As a bonus, the plant will also be able to produce biogas from the anaerobic digestion process. A portion of this will be used initially to heat the wastewater entering the anaerobic reactor, replacing any need to use fossil fuels to power the heating process involved. The excess biogas generated will also ultimately be available for resale commercially, adding to the financial and environmental benefits of the pretreatment plant,” says Page.

“Based on results already achieved for MolsonCoors and at GWE wastewater treatment and waste-to-energy plants in North America and worldwide, the plant could ultimately achieve average daily biogas product of 910 kW a day, or 332 MW a year, if commercial customers are found,” says Page. The combined effect of the high-quality wastewater produced, and potential use of the large quantities of biogas resulting, would be to further minimize the environmental footprint of this landmark local investment.

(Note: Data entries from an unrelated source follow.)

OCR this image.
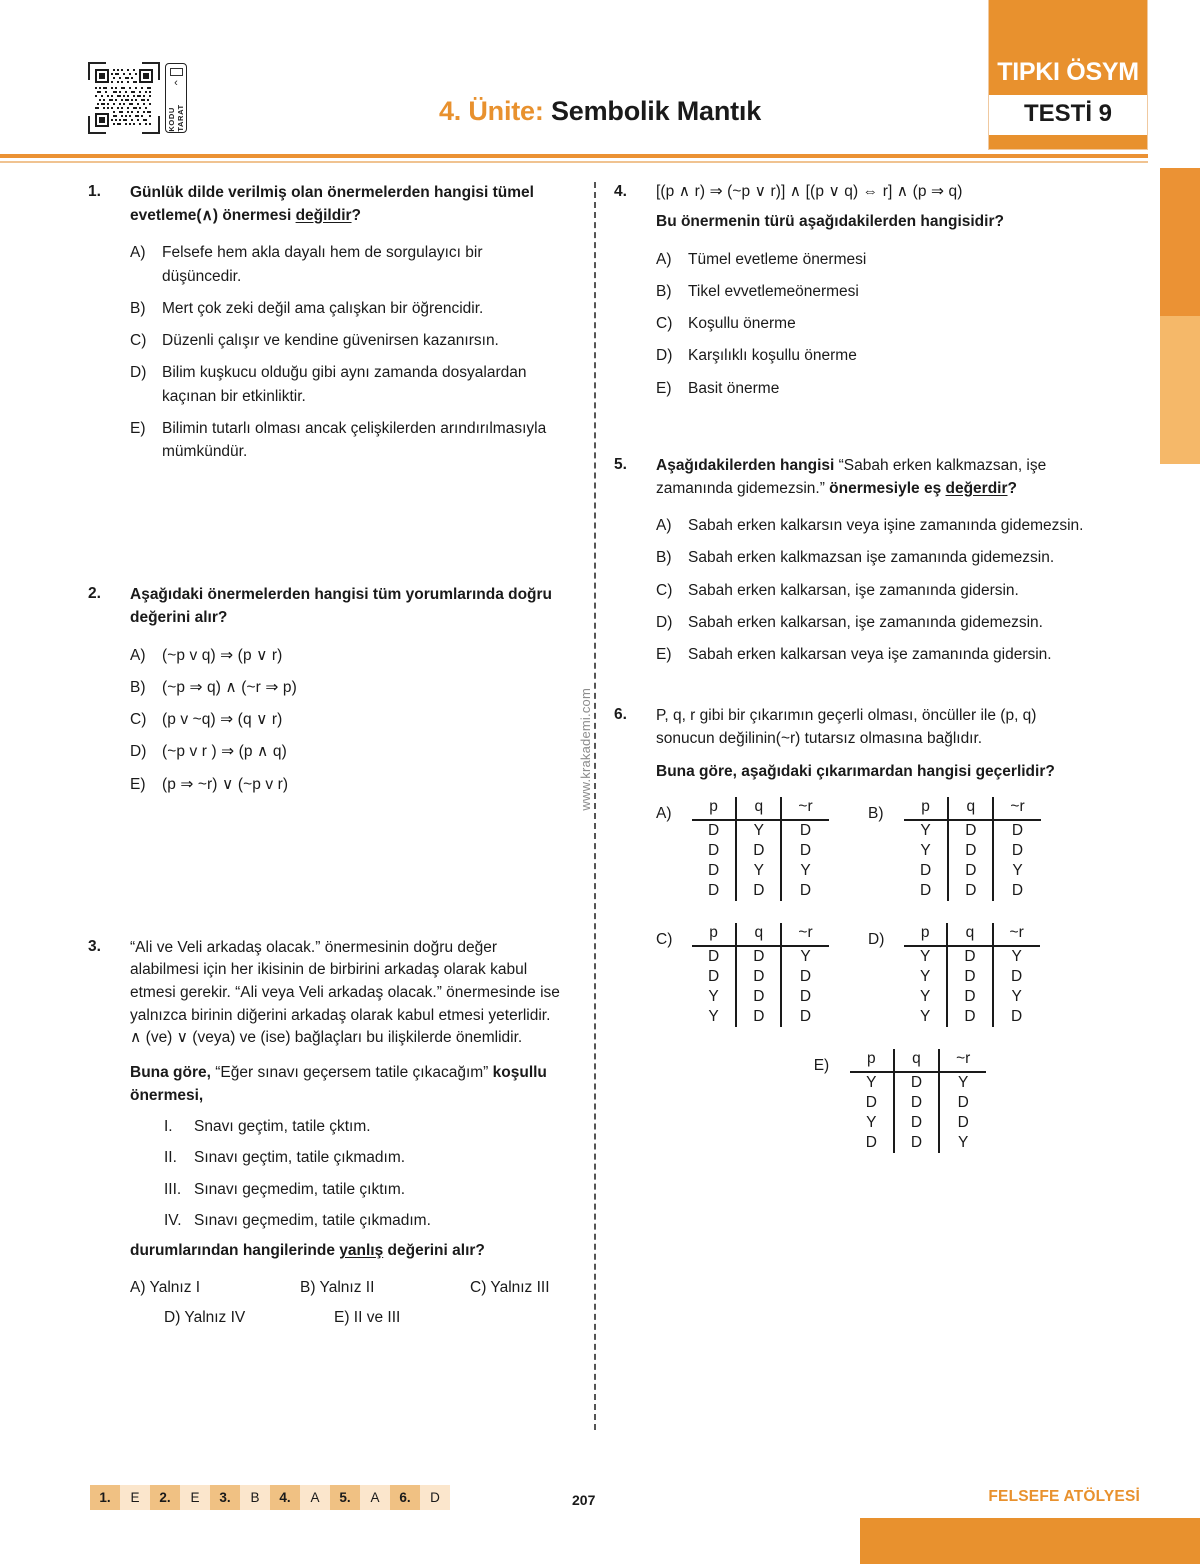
‹
KODU TARAT	4. Ünite: Sembolik Mantık
TIPKI ÖSYM
TESTİ 9
www.krakademi.com
1.	Günlük dilde verilmiş olan önermelerden hangisi tümel evetleme(∧) önermesi değildir?
A)	Felsefe hem akla dayalı hem de sorgulayıcı bir düşüncedir.
B)	Mert çok zeki değil ama çalışkan bir öğrencidir.
C)	Düzenli çalışır ve kendine güvenirsen kazanırsın.
D)	Bilim kuşkucu olduğu gibi aynı zamanda dosyalardan kaçınan bir etkinliktir.
E)	Bilimin tutarlı olması ancak çelişkilerden arındırılmasıyla mümkündür.
2.	Aşağıdaki önermelerden hangisi tüm yorumlarında doğru değerini alır?
A)	(~p v q) ⇒ (p ∨ r)
B)	(~p ⇒ q) ∧ (~r ⇒ p)
C)	(p v ~q) ⇒ (q ∨ r)
D)	(~p v r ) ⇒ (p ∧ q)
E)	(p ⇒ ~r) ∨ (~p v r)
3.	“Ali ve Veli arkadaş olacak.” önermesinin doğru değer alabilmesi için her ikisinin de birbirini arkadaş olarak kabul etmesi gerekir. “Ali veya Veli arkadaş olacak.” önermesinde ise yalnızca birinin diğerini arkadaş olarak kabul etmesi yeterlidir. ∧ (ve) ∨ (veya) ve (ise) bağlaçları bu ilişkilerde önemlidir.
Buna göre, “Eğer sınavı geçersem tatile çıkacağım” koşullu önermesi,
I.	Snavı geçtim, tatile çktım.
II.	Sınavı geçtim, tatile çıkmadım.
III. Sınavı geçmedim, tatile çıktım.
IV. Sınavı geçmedim, tatile çıkmadım.
durumlarından hangilerinde yanlış değerini alır?
A) Yalnız I	B) Yalnız II	C) Yalnız III
D) Yalnız IV	E) II ve III
4.	[(p ∧ r) ⇒ (~p ∨ r)] ∧ [(p ∨ q) ⇔ r] ∧ (p ⇒ q)
Bu önermenin türü aşağıdakilerden hangisidir?
A)	Tümel evetleme önermesi
B)	Tikel evvetlemeönermesi
C)	Koşullu önerme
D)	Karşılıklı koşullu önerme
E)	Basit önerme
5.	Aşağıdakilerden hangisi “Sabah erken kalkmazsan, işe zamanında gidemezsin.” önermesiyle eş değerdir?
A)	Sabah erken kalkarsın veya işine zamanında gidemezsin.
B)	Sabah erken kalkmazsan işe zamanında gidemezsin.
C)	Sabah erken kalkarsan, işe zamanında gidersin.
D)	Sabah erken kalkarsan, işe zamanında gidemezsin.
E)	Sabah erken kalkarsan veya işe zamanında gidersin.
6.	P, q, r gibi bir çıkarımın geçerli olması, öncüller ile (p, q) sonucun değilinin(~r) tutarsız olmasına bağlıdır.
Buna göre, aşağıdaki çıkarımardan hangisi geçerlidir?
A)	p	q	~r
D	Y	D
D	D	D
D	Y	Y
D	D	D
B)	p	q	~r
Y	D	D
Y	D	D
D	D	Y
D	D	D
C)	p	q	~r
D	D	Y
D	D	D
Y	D	D
Y	D	D
D)	p	q	~r
Y	D	Y
Y	D	D
Y	D	Y
Y	D	D
E)	p	q	~r
Y	D	Y
D	D	D
Y	D	D
D	D	Y
1.	E	2.	E	3.	B	4.	A	5.	A	6.	D	207	FELSEFE ATÖLYESİ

Similar GWE plants in the U.S., Asia and Europe are generating millions of dollars worth of biogas, with returns on investment (ROI) paying for themselves, and then going on to generate profits while they lower demand for conventional energy sources such as oil and coal.

GWE, headed by chairman and CEO Jean Pierre Ombregt, has successfully built and commissioned over 200 biogas utilization plants for clients worldwide over the past 15 years. Such plants produce green energy from pollution present in wastewater, using high-performance anaerobic bacteria to digest the dissolved and suspended organic matter, which is converted into biogas, a mixture of methane and carbon dioxide.

Food and beverage uses
The City of Chilliwack’s ANUBIX-B plant is based on a proven and reliable GWE system, of which hundreds of units have been installed around the world. Its design is based on an Upflow Anaerobic Sludge Blanket (UASB) type of anaerobic reactor, which accepts relatively high amounts of the biodegradable suspended solids (SS) in the influent. Its high removal efficiency (85 – 95% BOD and COD removal) allows users to install smaller aerobic polishing treatment afterwards, while achieving low excess sludge production and power consumption in the small-footprint aeration polishing stage.

ANUBIX-B technologies have been employed at scores of breweries worldwide, including in the Americas, Europe and Asia. Different configurations of ANUBIX technologies are deployed at food, beverage and agribusiness facilities globally, where they are used to transform wastewater treatment effluent from a disposal issue to a profitable source of green energy.

Food and beverage processing plants – including animal and crop processing plants – can install their own pretreatment facilities before discharging water into public systems, or protect their environments and meet statutory requirements using custom-designed municipal facilities such as the City of Chilliwack’s.